I submitted a couple of piece to the Canadian Federation of Poets anthology drive a while back. They are attempting to put together a number of anthologies on different topics. I received a rejection email and then a callback on just one of the three poems I submitted.

The anthology is titled The Poetry of Marriage. I am not sure why they liked my poem. It doesn’t portray marriage as a rom-com or take a Disney princess view. I am totally in favor of marriage. I think those who eschew the legalities are nitpicking and taking a huge risk with the future well-being of their partner should anything ever happen*. It strikes me as funny that of the three poems I submitted, I should end up in the marriage anthology.

I don’t know when the anthology is coming out. I have to send a reply with my consent and vital data back and they will let me know. 

If I liked poetry more I would be jumping up and down, but I am at the core of my soul so not a poet. I don’t read it and have a hard time listening to others read their poetry aloud**. I only taught it under duress in fact and any school year that I could skip the whole things was a coup. However, I can write poetry and at different points in my life I have written only poetry. I had close to a dozen pieces published under my maiden name in fact. 

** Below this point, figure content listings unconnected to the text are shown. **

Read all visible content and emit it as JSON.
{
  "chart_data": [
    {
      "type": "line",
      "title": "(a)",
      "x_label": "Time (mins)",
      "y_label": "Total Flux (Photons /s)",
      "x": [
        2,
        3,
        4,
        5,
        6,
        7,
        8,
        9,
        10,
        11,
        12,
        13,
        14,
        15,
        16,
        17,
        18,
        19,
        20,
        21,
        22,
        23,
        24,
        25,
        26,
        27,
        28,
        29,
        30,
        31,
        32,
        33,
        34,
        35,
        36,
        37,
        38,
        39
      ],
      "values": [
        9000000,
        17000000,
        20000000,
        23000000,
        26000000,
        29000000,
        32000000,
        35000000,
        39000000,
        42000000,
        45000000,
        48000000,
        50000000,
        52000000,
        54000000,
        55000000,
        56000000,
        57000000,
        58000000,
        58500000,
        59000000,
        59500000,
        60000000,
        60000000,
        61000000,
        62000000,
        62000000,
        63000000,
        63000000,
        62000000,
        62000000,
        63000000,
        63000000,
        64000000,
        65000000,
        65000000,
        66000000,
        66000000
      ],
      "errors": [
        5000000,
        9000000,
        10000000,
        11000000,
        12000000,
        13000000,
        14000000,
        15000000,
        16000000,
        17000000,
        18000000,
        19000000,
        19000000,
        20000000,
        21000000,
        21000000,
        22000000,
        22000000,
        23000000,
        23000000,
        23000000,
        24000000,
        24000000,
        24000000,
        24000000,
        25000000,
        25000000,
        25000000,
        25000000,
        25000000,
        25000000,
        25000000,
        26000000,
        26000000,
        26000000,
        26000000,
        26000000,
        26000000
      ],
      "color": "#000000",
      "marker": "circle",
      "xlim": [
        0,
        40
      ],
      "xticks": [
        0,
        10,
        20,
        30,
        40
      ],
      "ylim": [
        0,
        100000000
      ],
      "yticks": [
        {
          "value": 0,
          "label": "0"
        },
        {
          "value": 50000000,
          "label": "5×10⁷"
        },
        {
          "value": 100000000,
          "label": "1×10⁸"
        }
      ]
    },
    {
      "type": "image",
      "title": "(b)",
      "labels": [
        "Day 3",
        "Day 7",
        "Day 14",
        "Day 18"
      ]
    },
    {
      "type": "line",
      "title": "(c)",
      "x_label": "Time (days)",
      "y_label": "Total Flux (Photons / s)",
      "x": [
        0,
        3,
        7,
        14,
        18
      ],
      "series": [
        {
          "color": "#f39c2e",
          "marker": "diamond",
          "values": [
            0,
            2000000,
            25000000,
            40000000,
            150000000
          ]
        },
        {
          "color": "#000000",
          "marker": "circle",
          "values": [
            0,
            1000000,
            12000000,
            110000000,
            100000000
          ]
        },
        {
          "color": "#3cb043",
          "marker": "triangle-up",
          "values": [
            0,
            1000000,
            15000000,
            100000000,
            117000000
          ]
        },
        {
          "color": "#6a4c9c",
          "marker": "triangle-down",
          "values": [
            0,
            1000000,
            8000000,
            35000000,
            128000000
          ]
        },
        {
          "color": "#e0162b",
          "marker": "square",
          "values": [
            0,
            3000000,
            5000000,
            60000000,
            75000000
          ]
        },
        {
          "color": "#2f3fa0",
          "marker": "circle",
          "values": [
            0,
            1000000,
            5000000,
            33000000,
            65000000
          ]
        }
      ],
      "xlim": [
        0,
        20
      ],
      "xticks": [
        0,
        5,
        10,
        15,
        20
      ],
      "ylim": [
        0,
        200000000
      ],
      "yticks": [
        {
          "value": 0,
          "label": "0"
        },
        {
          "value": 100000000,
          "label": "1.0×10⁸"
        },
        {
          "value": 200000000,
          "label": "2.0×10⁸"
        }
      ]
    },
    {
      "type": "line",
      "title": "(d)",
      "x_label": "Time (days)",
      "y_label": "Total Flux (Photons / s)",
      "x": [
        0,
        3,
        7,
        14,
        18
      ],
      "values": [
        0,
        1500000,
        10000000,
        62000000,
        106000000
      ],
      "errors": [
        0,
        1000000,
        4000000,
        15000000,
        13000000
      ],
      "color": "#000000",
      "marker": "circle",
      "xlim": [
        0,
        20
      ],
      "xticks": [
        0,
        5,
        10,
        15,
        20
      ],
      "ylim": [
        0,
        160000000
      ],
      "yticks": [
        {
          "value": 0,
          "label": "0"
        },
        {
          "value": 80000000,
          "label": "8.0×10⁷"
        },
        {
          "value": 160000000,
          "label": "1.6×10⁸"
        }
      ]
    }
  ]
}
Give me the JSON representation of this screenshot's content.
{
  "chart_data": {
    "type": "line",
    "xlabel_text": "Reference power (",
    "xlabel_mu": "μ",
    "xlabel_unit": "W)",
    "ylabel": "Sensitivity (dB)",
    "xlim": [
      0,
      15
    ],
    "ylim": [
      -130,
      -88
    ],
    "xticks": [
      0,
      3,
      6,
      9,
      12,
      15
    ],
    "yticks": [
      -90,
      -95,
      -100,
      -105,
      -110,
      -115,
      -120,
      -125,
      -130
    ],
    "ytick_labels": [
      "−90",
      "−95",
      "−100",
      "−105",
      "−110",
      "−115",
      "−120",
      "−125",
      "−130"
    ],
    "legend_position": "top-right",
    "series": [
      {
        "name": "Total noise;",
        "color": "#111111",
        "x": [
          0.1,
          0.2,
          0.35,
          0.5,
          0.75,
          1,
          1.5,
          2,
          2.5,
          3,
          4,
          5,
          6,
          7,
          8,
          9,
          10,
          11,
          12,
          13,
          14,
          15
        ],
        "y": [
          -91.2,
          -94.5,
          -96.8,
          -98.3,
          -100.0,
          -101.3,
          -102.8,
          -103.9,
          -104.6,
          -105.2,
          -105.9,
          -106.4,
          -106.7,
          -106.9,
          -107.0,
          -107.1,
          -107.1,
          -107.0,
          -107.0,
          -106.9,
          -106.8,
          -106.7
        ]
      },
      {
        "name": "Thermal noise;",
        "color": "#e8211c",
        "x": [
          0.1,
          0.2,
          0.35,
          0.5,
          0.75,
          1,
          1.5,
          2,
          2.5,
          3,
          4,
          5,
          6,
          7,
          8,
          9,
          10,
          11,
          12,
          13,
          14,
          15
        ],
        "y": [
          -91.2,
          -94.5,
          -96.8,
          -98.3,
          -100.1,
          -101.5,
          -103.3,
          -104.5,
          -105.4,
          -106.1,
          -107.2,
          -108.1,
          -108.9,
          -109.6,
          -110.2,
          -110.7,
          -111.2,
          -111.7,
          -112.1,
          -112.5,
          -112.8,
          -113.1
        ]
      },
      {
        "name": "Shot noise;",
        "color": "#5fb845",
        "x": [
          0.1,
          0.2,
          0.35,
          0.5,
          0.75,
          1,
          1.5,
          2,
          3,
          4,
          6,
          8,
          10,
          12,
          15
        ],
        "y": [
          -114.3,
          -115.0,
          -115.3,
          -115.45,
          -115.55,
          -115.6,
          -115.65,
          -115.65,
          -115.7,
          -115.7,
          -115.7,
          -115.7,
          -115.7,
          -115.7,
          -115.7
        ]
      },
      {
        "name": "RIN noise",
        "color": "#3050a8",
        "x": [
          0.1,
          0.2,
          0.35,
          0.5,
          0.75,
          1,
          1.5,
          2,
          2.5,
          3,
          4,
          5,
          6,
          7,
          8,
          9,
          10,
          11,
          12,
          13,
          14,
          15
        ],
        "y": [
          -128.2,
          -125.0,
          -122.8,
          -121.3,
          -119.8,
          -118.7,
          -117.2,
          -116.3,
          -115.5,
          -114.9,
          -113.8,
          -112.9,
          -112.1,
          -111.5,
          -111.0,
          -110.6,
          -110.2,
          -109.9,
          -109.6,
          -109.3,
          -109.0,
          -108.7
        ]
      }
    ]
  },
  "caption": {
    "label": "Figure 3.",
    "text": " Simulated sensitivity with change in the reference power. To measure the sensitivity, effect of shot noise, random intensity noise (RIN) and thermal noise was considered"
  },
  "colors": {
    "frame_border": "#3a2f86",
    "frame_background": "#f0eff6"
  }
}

But as Rob reminded me, a publishing credit is a publishing credit. So there.

 

*And I am aware that some common-law relationships are entered into with the full battery of legal documents necessary to ensure that neither party will be hurt in the event of a tragedy but that’s just not the norm. Most couples believe that bad things happen to other people if they’ve bothered to give it any thought at all.

**Mostly because poetry is the realm of the wanna-be writer. People enamoured of writing but not talented, flock to poetry. This has always struck me as odd because poetry – the good stuff – is far more difficult to write than prose.